Vertrauensvolle Zusammenarbeit zwischen Arbeitgeber und Betriebsrat wird von Betrieb zu Betrieb anders gelebt. Kommt es zu Pflichtverletzungen seitens des Betriebsrates, sind die Sanktionsmöglichkeiten für Belegschaft und Arbeitgeber begrenzt und die rechtlichen Hürden hoch, jedoch nicht unüberwindbar wie eine jüngere Entscheidung des Arbeitsgerichts Elmshorn zeigt.
In unserem Blogbeitrag vom 11. Dezember 2023 hatten wir bereits darüber berichtet, dass bei groben Pflichtverletzungen des Betriebsrats kein Stufenverhältnis nach § 23 Abs. 1 BetrVG gegeben ist, wenn sowohl der Ausschluss eines Mitglieds aus dem Betriebsrat als auch die Auflösung des Betriebsrats in Betracht kommen. Eine aktuelle Entscheidung des Arbeitsgericht Elmshorn fügt dem eine weitere Nuance hinzu. Kann der Auflösungsantrag künftig auch auf die Gesamtschau mehrerer Pflichtverstöße gestützt werden, ohne dass diese für sich genommen eine Auflösung rechtfertigen?
Grundlagen
Ein Betriebsrat kann gemäß § 23 Abs. 1 BetrVG auf Antrag durch das Arbeitsgericht aufgelöst werden, wenn er objektiv erheblich und offensichtlich schwerwiegend gegen seine gesetzlichen Pflichten verstößt.

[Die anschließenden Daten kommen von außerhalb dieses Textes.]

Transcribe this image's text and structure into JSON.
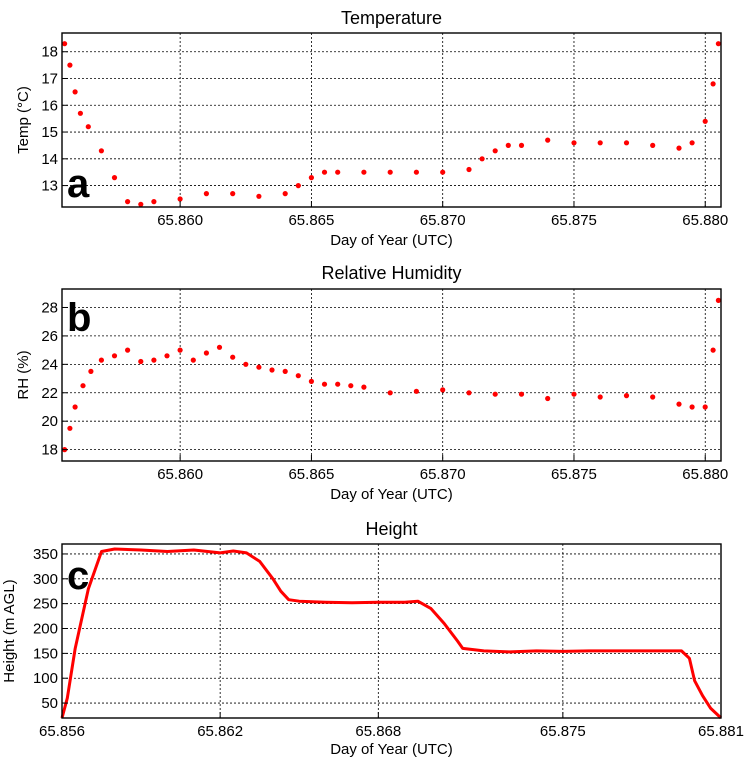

Eine grobe Pflichtverletzung ist nach ständiger Rechtsprechung nur anzunehmen, wenn unter Berücksichtigung aller Umstände die weitere Amtsausübung des Betriebsrates untragbar erscheint.

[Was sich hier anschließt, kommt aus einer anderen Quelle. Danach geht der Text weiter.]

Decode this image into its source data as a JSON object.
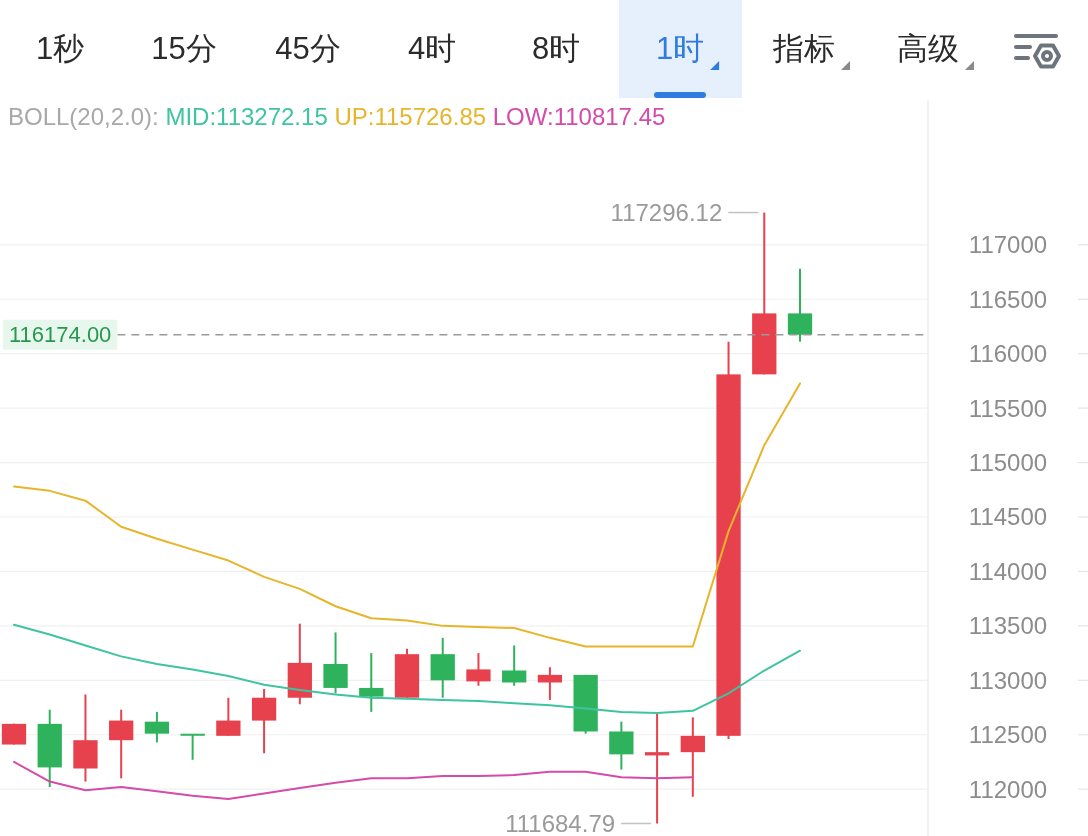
{
  "chart_data": [
    {
      "type": "other",
      "annotations": [
        "1秒",
        "15分",
        "45分",
        "4时",
        "8时",
        "1时",
        "指标",
        "高级"
      ]
    },
    {
      "type": "candlestick",
      "legend_title": "BOLL(20,2.0):",
      "legend": "top left",
      "categories": [
        null,
        null,
        null,
        null,
        null,
        null,
        null,
        null,
        null,
        null,
        null,
        null,
        null,
        null,
        null,
        null,
        null,
        null,
        null,
        null,
        null,
        null,
        null
      ],
      "ohlc": [
        [
          112410,
          112600,
          112410,
          112600
        ],
        [
          112600,
          112730,
          112020,
          112200
        ],
        [
          112190,
          112870,
          112070,
          112450
        ],
        [
          112450,
          112730,
          112100,
          112630
        ],
        [
          112620,
          112710,
          112430,
          112510
        ],
        [
          112500,
          112500,
          112270,
          112500
        ],
        [
          112490,
          112840,
          112490,
          112630
        ],
        [
          112630,
          112920,
          112330,
          112840
        ],
        [
          112840,
          113520,
          112780,
          113160
        ],
        [
          113150,
          113440,
          112880,
          112930
        ],
        [
          112930,
          113250,
          112710,
          112850
        ],
        [
          112840,
          113290,
          112840,
          113240
        ],
        [
          113240,
          113390,
          112840,
          113000
        ],
        [
          112990,
          113250,
          112950,
          113100
        ],
        [
          113090,
          113320,
          112950,
          112980
        ],
        [
          112980,
          113120,
          112820,
          113050
        ],
        [
          113050,
          113050,
          112510,
          112530
        ],
        [
          112530,
          112620,
          112180,
          112320
        ],
        [
          112310,
          112700,
          111684.79,
          112340
        ],
        [
          112340,
          112660,
          111930,
          112490
        ],
        [
          112490,
          116110,
          112460,
          115810
        ],
        [
          115810,
          117296.12,
          115810,
          116370
        ],
        [
          116370,
          116780,
          116110,
          116174
        ]
      ],
      "colors": [
        "#e8414e",
        "#2eb25c",
        "#e8414e",
        "#e8414e",
        "#2eb25c",
        "#2eb25c",
        "#e8414e",
        "#e8414e",
        "#e8414e",
        "#2eb25c",
        "#2eb25c",
        "#e8414e",
        "#2eb25c",
        "#e8414e",
        "#2eb25c",
        "#e8414e",
        "#2eb25c",
        "#2eb25c",
        "#e8414e",
        "#e8414e",
        "#e8414e",
        "#e8414e",
        "#2eb25c"
      ],
      "series": [
        {
          "name": "MID:113272.15",
          "type": "line",
          "color": "#3ec4a0",
          "values": [
            113510,
            113420,
            113320,
            113220,
            113150,
            113100,
            113040,
            112960,
            112910,
            112870,
            112840,
            112830,
            112820,
            112810,
            112790,
            112770,
            112740,
            112710,
            112700,
            112720,
            112880,
            113090,
            113272.15
          ]
        },
        {
          "name": "UP:115726.85",
          "type": "line",
          "color": "#e6b52a",
          "values": [
            114780,
            114740,
            114650,
            114410,
            114300,
            114200,
            114100,
            113950,
            113840,
            113680,
            113570,
            113550,
            113500,
            113490,
            113480,
            113390,
            113310,
            113310,
            113310,
            113310,
            114370,
            115160,
            115726.85
          ]
        },
        {
          "name": "LOW:110817.45",
          "type": "line",
          "color": "#d44ba9",
          "values": [
            112250,
            112070,
            111990,
            112020,
            111980,
            111940,
            111910,
            111960,
            112010,
            112060,
            112100,
            112100,
            112120,
            112120,
            112130,
            112160,
            112160,
            112110,
            112100,
            112110,
            null,
            null,
            null
          ]
        }
      ],
      "ylim": [
        111570,
        118330
      ],
      "yticks": [
        112000,
        112500,
        113000,
        113500,
        114000,
        114500,
        115000,
        115500,
        116000,
        116500,
        117000
      ],
      "grid": "y",
      "tick_labels": "y",
      "ref_lines": [
        {
          "axis": "y",
          "value": 116174,
          "label": "116174.00",
          "color": "#9a9a9a",
          "line_style": "dashed"
        }
      ],
      "annotations": [
        "117296.12",
        "111684.79"
      ]
    }
  ]
}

Die Rechtsprechung hat grobe Pflichtverletzungen beispielsweise angenommen bei (i) erheblichen Verstößen gegen das Gebot vertrauensvoller Zusammenarbeit, (ii) der Veröffentlichung von Vergütungsgruppen oder der Vergütungshöhe von Arbeitnehmern am Schwarzen Brett, (iii) einem offensichtlichen Verstoß gegen das Diskriminierungsverbot aus § 75 BetrVG sowie (iv) bei beharrlicher Weigerung zur Zusammenarbeit mit dem zuständigen Personalleiter (siehe auch LAG Düsseldorf löst Betriebsrat auf).
Die Entscheidung des Arbeitsgerichts Elmshorn
Das Arbeitsgericht Elmshorn stellt nunmehr die Gesamtschau mehrerer Pflichtverstöße einem erheblichen Pflichtverstoß gleich (Pressemitteilung zu Az. 3 BV 31 e/23). Es entschied am 23. August 2023, dass sich die Untragbarkeit der weiteren Amtsausübung eines Betriebsrats auch aus der Gesamtschau mehrerer Pflichtverstöße ergeben könne, selbst wenn einzelne Verstöße für sich genommen noch keine Auflösung rechtfertigen.
Im zugrundeliegenden Fall hatte sich der Betriebsrat unter anderem (i) auf eine falsche Versicherung an Eides statt berufen, (ii) bezahlte Freistellung über den gesetzlich vorgesehenen Umfang hinaus in Anspruch genommen, (iii) mit einem Großteil des Gremiums an einer Gerichtsverhandlung teilgenommen, (iv) Gesundheitsdaten von Mitarbeitern auf einer Betriebsratsversammlung weitergegeben und (v) quasi eine doppelte Personalakte geführt.
Praxishinweis
Ob Auflösungsanträge künftig auch auf die Gesamtschau mehrerer Pflichtverstöße gestützt werden können, bleibt abzuwarten. Die Entscheidung des Arbeitsgerichts Elmshorn ist noch nicht rechtskräftig. Es ist Beschwerde beim Landesarbeitsgericht Schleswig-Holstein (Az. 5 TaBV 16/23) eingelegt worden.
Eine Bestätigung der erstinstanzlichen Entscheidung wäre jedenfalls zu begrüßen. § 23 Abs. 1 BetrVG soll sicherstellen, dass Betriebsrat und Arbeitgeber im betrieblichen Geschehen ein Mindestmaß gesetzmäßigen Verhaltens bewahren. Dieses Mindestmaß gesetzmäßigen Verhaltens wird jedoch nicht nur bei Vorliegen eines einzigen untragbaren Verstoßes gefährdet, sondern auch dann, wenn eine Vielzahl „kleinerer“ Verstöße zusammentritt.